For those of you who aren’t familiar with Virgil Abloh, he’s currently the Chief Executive Officer of Off-White, a streetwear brand that’s gained a ton of notoriety in recent years for their collaborations with major brands like Nike and Adidas. But today Abloh and Mercedes-Benz pulled the silk off of a different type of collaboration: a new take on the famed Mercedes G-Class.
Project Geländewagen, as it is called, is essentially half art car, half race car—but the result is nothing like as beautiful as the BMW art cars of old. Abloh and Wagner have taken the G-Wagen to extremes in all areas. The exterior is entirely white, with a massively distressed look to it that, frankly, makes the car look like it’s been sitting in a barn for 30 years. The car itself sits on massive monoblock rims that mimic the look of the wheels on the original AMG Hammer and is slammed right down onto its side skirts for no good reason.

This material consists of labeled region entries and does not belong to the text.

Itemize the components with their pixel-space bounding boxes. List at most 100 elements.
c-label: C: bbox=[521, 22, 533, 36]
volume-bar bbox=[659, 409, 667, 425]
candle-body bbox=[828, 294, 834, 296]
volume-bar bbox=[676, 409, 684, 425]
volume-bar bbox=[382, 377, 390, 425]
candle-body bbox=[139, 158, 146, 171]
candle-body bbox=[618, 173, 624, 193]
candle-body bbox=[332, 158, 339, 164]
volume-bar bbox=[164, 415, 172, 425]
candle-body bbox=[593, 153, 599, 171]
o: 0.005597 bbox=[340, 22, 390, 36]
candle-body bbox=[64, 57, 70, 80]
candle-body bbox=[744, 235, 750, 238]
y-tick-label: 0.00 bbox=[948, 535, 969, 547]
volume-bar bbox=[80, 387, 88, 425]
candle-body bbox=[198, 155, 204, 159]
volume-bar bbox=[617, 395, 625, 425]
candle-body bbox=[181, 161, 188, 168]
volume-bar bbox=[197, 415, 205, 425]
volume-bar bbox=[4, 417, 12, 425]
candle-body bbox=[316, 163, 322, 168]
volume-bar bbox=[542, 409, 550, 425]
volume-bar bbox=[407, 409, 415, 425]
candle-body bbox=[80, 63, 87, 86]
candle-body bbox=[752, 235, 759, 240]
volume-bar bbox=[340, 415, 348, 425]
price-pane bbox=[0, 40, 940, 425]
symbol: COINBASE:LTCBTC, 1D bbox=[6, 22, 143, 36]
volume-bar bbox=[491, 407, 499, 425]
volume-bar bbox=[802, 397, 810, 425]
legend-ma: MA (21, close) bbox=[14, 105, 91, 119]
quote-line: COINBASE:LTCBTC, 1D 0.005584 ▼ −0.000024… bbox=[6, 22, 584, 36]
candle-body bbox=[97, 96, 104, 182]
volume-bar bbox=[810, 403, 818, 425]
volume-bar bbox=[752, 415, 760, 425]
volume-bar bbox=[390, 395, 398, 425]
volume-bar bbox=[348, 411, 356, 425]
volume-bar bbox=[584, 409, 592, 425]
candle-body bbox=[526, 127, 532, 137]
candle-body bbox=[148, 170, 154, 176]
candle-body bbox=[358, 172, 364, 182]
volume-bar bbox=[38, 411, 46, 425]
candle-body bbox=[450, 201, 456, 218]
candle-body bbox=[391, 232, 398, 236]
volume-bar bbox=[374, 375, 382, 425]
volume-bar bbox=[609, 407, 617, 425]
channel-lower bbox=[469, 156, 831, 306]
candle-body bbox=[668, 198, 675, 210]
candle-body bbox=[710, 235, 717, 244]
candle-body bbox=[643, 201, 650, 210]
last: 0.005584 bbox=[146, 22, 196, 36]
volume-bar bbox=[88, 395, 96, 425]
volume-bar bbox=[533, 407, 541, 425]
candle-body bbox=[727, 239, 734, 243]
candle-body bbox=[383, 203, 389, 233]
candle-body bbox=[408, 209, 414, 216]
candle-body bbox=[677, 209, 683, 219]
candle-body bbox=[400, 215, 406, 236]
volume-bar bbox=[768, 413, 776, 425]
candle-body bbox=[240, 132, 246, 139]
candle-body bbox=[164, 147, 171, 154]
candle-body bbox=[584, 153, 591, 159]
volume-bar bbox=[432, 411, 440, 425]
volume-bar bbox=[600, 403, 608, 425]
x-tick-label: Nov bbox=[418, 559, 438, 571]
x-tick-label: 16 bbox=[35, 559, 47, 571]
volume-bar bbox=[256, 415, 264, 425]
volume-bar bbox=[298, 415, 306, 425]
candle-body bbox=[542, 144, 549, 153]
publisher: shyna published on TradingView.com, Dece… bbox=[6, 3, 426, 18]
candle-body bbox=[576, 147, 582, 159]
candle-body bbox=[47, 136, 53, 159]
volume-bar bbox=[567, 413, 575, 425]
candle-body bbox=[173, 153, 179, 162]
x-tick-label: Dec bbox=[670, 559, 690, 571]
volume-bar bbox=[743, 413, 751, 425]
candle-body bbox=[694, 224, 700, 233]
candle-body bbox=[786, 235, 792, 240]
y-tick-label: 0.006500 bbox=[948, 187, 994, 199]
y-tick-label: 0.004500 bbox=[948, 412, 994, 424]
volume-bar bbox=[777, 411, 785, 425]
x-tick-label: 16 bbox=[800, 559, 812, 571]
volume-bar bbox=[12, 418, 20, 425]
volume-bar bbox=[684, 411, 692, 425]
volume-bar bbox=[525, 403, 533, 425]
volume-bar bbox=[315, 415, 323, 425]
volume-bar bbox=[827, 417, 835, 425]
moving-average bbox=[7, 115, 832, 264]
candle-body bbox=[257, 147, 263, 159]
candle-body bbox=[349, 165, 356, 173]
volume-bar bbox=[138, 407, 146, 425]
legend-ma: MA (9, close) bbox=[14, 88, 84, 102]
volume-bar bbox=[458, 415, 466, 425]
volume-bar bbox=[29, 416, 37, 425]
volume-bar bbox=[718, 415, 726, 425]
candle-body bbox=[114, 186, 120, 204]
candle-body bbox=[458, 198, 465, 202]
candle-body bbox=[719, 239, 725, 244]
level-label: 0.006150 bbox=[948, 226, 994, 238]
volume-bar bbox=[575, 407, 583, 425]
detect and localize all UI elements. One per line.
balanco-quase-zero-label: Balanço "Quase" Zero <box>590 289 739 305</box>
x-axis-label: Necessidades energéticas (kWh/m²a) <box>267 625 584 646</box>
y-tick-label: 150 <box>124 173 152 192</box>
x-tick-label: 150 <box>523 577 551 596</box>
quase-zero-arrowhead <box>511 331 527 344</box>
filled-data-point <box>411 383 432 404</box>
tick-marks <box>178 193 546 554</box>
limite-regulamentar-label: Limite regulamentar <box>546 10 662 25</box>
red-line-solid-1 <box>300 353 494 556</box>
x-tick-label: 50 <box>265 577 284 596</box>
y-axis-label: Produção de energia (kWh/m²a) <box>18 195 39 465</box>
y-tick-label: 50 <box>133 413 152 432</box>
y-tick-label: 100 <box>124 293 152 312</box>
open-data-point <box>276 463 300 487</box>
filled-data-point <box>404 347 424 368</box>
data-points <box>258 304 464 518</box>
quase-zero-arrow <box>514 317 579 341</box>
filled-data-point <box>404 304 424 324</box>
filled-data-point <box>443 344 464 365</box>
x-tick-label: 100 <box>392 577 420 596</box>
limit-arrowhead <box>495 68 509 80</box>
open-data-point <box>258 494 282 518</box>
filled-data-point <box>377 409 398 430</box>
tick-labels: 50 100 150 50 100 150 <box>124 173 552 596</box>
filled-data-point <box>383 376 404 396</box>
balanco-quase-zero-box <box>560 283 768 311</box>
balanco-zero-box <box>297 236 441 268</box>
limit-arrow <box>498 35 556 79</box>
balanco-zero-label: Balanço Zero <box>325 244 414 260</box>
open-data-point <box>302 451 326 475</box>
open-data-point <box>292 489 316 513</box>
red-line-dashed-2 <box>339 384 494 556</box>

The highlight of the collaboration is the interior, but not all of it, just the white-leather trimmed and carbon fiber-backed racing seats that look absolutely stunning. The rest of the interior, however, is just a scaled-up Hot Wheels toy. There’s no interior paneling, and most of the high-quality leather and metal finishings have been either stripped away or replaced with plastic. There’s also a light blue roll-cage, a set of analog dials where the infotainment stack used to be, and red Xs on the air vents because design.
The G-Wagen has seen a ton of different iterations over the years. Everything from a Maybach Landaulet version to a behemoth 6×6—all of which paired style with functionality in some proportion. This is just design for design’s sake, which explains its outrageous and exaggerated features. Abloh said his “ultimate goal in this project with Mercedes-Benz is inspiring young artists, engineers, designers to question the status quo.”
Sure, whatever. Slamming an SUV isn’t new or crazy, just so we’re clear. Project Geländewagen won’t be able to launch over dunes like its 6×6 cousin, but it will support the arts. It’s being auctioned for charity through Sotheby’s Contemporary Curated series, and bidding starts on September 14, 2020.